—¡Ya está bien! —golpeó la mesa con el puño Javier, haciendo saltar los platos de porcelana—. ¡No quiero volver a verla en esta casa!
—¿Lo dices en serio? —María lo miró con los ojos entornados, la voz temblándole de rabia—. ¿O se te olvida que yo también vivo aquí y puedo invitar a quien me dé la gana?
—Mientras sigas viviendo bajo este techo —gruñó él.
—¿Ah, sí? ¿Y eso?
—He dicho todo lo que tenía que decir —espetó Javier, levantándose de golpe y tirando la silla al suelo. Salió de la cocina dando un portazo.
María se quedó sola. El corazón le latía con fuerza en las sienes. Las palabras de su marido resonaban en su cabeza como una bofetada. «Mientras sigas viviendo aquí». ¿Cómo se atrevía?
Ana era su mejor amiga desde la infancia. Crecieron juntas en Valladolid, compartieron paraguas bajo las tormentas, durmieron en casa de la otra mil veces, se sacaron de líos que ahora ni siquiera recordaban sin reír. ¿Y ahora Javier quería que la borrara de su vida?
¿Por qué? ¿Solo porque Ana no estaba casada? ¿Porque no se quedaba en casa cocinando y limpiando, sino que salía, reía, vivía? ¿Qué importaba si aceptaba regalos de sus pretendientes? Era su vida, sus normas.
María le había contado a Javier todas sus aventuras de juventud. ¡Antes se reía con ellas! ¿Y ahora de repente quería prohibírselo? ¿Con qué derecho?
Entró en el salón, decidida a aclarar las cosas.
—Javier, esto no ha terminado. Explícame ¿qué te pasa con Ana? ¿Qué te ha hecho?
—¿A mí? —soltó una carcajada amarga—. ¡Ni falta que me hace! Solo quiero que dejes de meterla aquí.
—Explícate.
—¿De verdad no lo entiendes? —se levantó de un salto, como si fuera a salir corriendo en zapatillas—. Tu Ana es una superficial. Cambia de hombres como de calcetines. Vive del cuento. Y tú lo consientes. Eres su cómplice.
María parpadeó, atónita:
—¡Javier, ¿estás loco?! ¡Te quiero a ti, no necesito a nadie más!
—Claro, claro. Me quieres como a un santo.

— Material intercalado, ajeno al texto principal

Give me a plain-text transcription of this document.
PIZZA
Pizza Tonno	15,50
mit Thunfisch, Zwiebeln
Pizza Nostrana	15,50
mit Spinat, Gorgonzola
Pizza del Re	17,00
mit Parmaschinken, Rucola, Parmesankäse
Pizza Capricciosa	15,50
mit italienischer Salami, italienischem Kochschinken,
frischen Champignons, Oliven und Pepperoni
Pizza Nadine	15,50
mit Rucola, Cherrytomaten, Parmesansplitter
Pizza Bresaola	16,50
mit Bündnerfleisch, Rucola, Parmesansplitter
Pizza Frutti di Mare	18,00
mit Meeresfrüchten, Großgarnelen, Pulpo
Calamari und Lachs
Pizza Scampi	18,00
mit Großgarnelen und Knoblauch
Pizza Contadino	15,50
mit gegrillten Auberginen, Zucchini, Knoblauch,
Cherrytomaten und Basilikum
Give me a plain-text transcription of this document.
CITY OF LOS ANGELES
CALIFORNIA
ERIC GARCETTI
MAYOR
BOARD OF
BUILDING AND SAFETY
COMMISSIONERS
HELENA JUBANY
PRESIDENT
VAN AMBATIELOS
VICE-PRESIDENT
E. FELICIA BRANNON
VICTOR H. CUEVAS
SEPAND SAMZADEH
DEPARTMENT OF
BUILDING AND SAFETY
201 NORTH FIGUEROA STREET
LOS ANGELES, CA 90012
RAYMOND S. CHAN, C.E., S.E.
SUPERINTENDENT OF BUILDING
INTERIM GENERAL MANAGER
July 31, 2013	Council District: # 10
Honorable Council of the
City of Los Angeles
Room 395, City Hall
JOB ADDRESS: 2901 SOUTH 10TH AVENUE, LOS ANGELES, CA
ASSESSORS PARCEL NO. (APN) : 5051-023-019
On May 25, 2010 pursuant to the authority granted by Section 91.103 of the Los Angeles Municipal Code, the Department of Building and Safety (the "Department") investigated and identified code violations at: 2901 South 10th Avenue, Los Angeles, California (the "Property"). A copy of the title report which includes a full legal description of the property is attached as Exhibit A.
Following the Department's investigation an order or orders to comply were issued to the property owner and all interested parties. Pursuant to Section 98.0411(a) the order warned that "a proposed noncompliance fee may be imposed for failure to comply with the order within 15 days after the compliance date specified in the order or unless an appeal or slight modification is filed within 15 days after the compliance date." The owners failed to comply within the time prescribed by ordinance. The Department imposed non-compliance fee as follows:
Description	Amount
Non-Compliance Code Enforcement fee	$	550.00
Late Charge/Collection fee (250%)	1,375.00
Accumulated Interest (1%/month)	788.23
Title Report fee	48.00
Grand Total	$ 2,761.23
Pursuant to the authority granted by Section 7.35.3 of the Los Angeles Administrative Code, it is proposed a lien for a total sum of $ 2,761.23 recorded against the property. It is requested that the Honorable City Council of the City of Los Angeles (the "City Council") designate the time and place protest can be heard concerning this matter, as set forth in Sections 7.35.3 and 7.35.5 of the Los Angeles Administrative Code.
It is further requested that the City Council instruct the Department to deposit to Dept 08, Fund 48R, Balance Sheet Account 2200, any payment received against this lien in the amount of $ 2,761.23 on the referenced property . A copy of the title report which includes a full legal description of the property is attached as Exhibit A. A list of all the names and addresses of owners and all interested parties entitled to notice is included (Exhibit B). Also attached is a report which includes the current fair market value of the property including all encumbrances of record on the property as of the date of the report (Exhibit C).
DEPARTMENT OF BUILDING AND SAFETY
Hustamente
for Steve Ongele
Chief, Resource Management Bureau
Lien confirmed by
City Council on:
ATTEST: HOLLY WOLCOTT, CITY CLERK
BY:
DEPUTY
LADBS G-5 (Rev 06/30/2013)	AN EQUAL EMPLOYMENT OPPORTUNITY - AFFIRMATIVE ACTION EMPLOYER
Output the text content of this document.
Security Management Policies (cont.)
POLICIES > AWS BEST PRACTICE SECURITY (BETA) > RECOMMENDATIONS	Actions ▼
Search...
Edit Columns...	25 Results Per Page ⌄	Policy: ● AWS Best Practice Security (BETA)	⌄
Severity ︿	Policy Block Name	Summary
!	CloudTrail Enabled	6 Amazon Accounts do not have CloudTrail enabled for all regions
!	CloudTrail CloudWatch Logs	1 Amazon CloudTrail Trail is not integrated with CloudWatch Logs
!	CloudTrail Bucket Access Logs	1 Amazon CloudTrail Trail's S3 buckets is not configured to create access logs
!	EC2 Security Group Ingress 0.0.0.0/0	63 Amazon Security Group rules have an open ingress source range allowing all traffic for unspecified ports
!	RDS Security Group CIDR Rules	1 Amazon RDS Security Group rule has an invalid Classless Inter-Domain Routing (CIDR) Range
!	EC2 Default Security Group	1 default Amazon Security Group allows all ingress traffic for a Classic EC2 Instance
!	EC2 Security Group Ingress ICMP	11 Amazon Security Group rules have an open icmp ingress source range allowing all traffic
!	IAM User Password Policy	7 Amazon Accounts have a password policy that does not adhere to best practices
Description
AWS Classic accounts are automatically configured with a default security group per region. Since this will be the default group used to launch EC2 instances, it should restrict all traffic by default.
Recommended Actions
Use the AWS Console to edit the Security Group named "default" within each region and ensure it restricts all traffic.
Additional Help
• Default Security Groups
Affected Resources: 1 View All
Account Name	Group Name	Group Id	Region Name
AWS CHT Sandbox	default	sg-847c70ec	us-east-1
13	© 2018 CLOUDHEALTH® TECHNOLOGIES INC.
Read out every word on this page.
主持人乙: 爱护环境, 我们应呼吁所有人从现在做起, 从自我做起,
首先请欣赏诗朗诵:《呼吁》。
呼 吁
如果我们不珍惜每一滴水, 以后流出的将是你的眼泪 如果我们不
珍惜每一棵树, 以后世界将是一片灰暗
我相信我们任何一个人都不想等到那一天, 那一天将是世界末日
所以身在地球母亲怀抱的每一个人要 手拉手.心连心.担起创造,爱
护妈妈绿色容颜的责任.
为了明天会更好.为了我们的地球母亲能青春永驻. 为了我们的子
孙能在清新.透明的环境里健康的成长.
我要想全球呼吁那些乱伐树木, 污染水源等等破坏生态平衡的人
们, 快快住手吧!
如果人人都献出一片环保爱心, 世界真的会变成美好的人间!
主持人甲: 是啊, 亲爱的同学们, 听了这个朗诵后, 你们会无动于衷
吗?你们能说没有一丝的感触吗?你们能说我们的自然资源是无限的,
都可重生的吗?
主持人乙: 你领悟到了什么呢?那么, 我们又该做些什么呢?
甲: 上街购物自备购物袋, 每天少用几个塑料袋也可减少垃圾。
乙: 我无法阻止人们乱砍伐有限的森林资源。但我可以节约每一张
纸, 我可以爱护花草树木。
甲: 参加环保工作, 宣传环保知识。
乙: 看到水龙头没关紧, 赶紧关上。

Pero le tienes envidia, ¡tanto a Ana como a tu hermana Lucía!
María enrojeció de ira:
—¿Qué tiene que ver Lucía?
—¡Que tampoco quiero verla aquí!
María se quedó helada. Todo cobró sentido. Lucía, su hermana pequeña, había estado años enamorada de un hombre que resultó estar casado y con dos hijos. Cuando se supo la verdad, hubo un escándalo en la familia. Todos la condenaron. Hasta que, de pronto, el hombre se mudó con su familia a Barcelona y… le dejó un piso a Lucía. Pequeño, pero en pleno centro.
Entonces, todos se callaron. Hasta hubo quien dijo: «Al menos fue elegante». María se lo había contado a Javier, y al parecer, no había disimulado su admiración.
—¡Venga, dime algo! —rugió Javier, sacándola de su trance.
—Te diré algo: Lucía es mayor, y ella decide con quién estar y qué regalos aceptar.
—¡Claro! Un piso regalado, y tan contenta. ¿Y tú? ¿No te morías de envidia cuando lo contabas?
—Tonterías. ¿Y si fuera al revés? Imagina que tienes un amigo que siempre anda liado con mujeres, llevándolas de restaurantes. ¿Y si tu hermano, padre de dos niños, le regalase un piso a una de ellas? ¿Te parecería bien?
—A mí me da igual. Es su vida, no la mía —respondió María en voz baja.
—Pues ahí lo tienes. Pero en mi casa no quiero ver ni a tu Ana ni a Lucía.
María no contestó. Fue al baño, abrió el grifo y lloró. De desesperación, de impotencia, de que el hombre que amaba no solo no la entendía, sino que la juzgaba. Por suposiciones, por fantasías suyas. No la veía a ella, la mujer que estaba a su lado cada día, que lo cuidaba, lo escuchaba, vivía con él. Solo veía el reflejo de los actos de los demás.
¿Y ahora qué? ¿Divorcio? ¿O callarse y traicionar a quienes siempre habían estado ahí? Parecía que no había opción buena. Pero la idea de convertirse en una traidora de sí misma era lo que más miedo le daba.